My whole life I have always felt different, especially when it came to my sexuality, gender, and emotions. I have been ‘diagnosed’ with general anxiety disorder, depression, OCD, borderline personality disorder, and PTSD, which was confusing to me. I have been to different kinds of therapies, but none of them seemed to help, and the anti-depressants I was on didn’t seem to have much effect. I tried explaining to many doctors, “I still feel rubbish, something’s not right,” but due to all these labels on my records, they said it was just poor mental health. I never really got anywhere with any of the help offered, so I was just left suffering and getting worse. I felt hopeless.

As a 3rd year Psychology student at university, I happened to study a bit about autism. I resonated with a lot of the information and case studies I read about autism. It felt very familiar, but I was 21 at the time and I thought surely, I would have known by now if I had autism? Surely my family and friends would have noticed something when I was younger? I read more about how people assigned female at birth were less likely to get diagnosed due to different presentations of autism. After two years of not getting any help, I read so much about autism, specifically autism and gender that I was almost confident that I might have autism. I went to see a GP. I came prepared with notes of all my symptoms and how I had been throughout my life, and I asked if I could start the process of getting a diagnosis. My GP was kind, she listened to me, agreed with me, and instantly referred me for an autism assessment.

I now have a new fantastic GP who is trans and takes a special interest in endocrinology. He has made my transition and my journey on testosterone very smooth, but not all health care professionals are like him. I recently made an appointment to start some new contraception, and the doctor said that he did not know about testosterone and transitioning, so he couldn’t prescribe me anything, which left me very frustrated and annoyed since I had waited two weeks for that appointment.

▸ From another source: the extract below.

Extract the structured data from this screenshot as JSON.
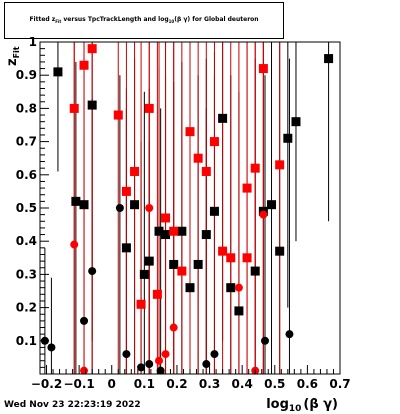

I then had to call up for another appointment to see if anyone else could prescribe me contraception. I had to do my own research about interactions between medications, in case they too didn’t know about testosterone and trans health.

A lot of health care professionals say don’t google your symptoms and I agree and disagree with that. I think no one teaches you how to be a patient, or how to advocate for yourself. It’s important to know yourself and your body and even do a bit of research before you go to an appointment. There are many websites that explain things simply. This allows you to have more informed conversations with health care professionals or even challenge them if you think they should / should not be doing the things they are doing.